There were 720 new COVID-19 cases reported within the last 24 hours in Montana, with 3,899 total active cases in the state as of Tuesday, August 24, 2021.
Yellowstone County added the most new cases with 166 reported, bringing the total active cases to 639. Flathead County reported the second-highest number of news cases with 136, totaling 690 active cases. Missoula was the third highest with 85 new cases.
Here are the six counties with the most active cases as of August 24:
- Flathead County: 136 New; 690 Active
- Cascade County: 24 New; 664 Active
- Yellowstone County: 166 New; 639 Active
- Missoula County: 85 New; 477 Active
- Lewis & Clark County: 15 New; 205 Active
- Gallatin County: 76 New; 193 Active
Information from the Montana Department of Public Health & Human Services (DPHHS) at this point does not include data on whether new cases occurred among vaccinated or unvaccinated people.
There were eight new deaths reported on Tuesday; the total number of Montanans who have died due to COVID is now 1,768. The number of people currently hospitalized due to COVID is 239, up 19 from Monday. The cumulative number of hospitalizations in Montana due to the virus is 6,201. To date, roughly 1 in 20 (5%) reported COVID cases in the state have resulted in a hospitalization.

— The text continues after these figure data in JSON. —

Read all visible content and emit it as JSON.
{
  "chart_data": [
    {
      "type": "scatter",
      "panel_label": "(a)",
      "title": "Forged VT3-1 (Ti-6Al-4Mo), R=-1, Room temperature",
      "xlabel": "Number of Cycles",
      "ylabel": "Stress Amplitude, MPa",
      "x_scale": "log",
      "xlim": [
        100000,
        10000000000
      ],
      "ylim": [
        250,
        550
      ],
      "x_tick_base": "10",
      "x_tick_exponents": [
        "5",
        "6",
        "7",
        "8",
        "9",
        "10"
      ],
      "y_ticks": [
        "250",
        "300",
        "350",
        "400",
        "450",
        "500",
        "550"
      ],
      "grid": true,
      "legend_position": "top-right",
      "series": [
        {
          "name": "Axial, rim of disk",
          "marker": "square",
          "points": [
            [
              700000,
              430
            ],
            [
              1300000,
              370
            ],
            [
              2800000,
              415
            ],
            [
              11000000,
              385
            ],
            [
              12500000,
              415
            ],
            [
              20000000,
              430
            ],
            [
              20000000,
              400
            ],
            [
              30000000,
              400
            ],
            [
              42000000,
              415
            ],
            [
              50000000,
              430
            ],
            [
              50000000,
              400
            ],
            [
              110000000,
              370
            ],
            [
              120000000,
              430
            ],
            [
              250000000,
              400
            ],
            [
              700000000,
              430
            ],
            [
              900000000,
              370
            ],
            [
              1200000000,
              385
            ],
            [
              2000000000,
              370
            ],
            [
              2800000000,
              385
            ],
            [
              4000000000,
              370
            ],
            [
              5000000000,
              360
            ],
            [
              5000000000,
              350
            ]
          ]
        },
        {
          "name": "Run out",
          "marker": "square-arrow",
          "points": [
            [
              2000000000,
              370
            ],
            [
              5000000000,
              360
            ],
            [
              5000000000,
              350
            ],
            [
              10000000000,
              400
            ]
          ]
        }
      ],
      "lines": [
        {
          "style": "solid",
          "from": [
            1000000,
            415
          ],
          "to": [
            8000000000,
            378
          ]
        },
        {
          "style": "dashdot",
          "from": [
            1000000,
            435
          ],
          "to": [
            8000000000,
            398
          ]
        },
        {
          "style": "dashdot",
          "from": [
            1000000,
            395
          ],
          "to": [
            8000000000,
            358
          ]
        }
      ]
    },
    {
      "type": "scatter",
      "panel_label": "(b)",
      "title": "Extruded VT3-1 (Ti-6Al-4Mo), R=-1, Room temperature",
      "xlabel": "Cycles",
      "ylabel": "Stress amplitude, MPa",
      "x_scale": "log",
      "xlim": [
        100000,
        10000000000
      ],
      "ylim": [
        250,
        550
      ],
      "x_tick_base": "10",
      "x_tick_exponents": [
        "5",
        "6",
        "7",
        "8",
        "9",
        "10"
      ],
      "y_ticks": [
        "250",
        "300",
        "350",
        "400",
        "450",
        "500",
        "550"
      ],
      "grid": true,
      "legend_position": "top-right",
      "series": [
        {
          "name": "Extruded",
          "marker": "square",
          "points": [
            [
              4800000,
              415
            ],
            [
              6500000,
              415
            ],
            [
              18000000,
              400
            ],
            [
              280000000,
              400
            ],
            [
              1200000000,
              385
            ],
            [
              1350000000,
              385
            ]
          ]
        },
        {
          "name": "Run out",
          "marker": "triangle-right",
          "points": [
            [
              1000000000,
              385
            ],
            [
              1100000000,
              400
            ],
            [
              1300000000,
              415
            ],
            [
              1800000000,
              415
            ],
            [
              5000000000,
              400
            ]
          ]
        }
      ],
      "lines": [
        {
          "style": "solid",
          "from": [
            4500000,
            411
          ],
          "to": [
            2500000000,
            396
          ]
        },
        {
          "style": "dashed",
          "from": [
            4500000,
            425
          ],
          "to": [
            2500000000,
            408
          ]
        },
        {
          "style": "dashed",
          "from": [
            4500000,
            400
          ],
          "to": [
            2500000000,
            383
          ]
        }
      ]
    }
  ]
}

Just over 50% of eligible residents are now vaccinated, with 457,505 Montanans now considered fully vaccinated. The total number of doses administered is 931,617. If you want to get vaccinated, contact your county health department, or click here.
There have been 123,674 cumulative cases of COVID in Montana. The cumulative number of recoveries is now 118,007. The total number of COVID tests administered in Montana is 1,590,407.
The information is from the DPHHS website and is current as of Tuesday, August 24, 2021.
DPHHS director Adam Meier said earlier this month that hospitalization data from June 5 to July 30 shows that 89% of Montanans who were hospitalized due to COVID had not received the COVID vaccine. The data includes 358 hospitalizations of Montanans during this time frame. The hospitalizations included an age range from 1 to 97, with a median age of 64.
“This data illustrates just how effective the COVID-19 vaccine is in preventing serious illness when you consider how far we’ve come since the vaccine first became available,” Meier said. “The data is also a reminder of how important it is to get vaccinated. This is now a vaccine-preventable disease, and the last thing we want to see are more cases and hospitalizations. The COVID-19 vaccine is the best tool we have to prevent serious illness and hospitalization. The fall and winter months are just around the corner. Now is the time to get the vaccine.”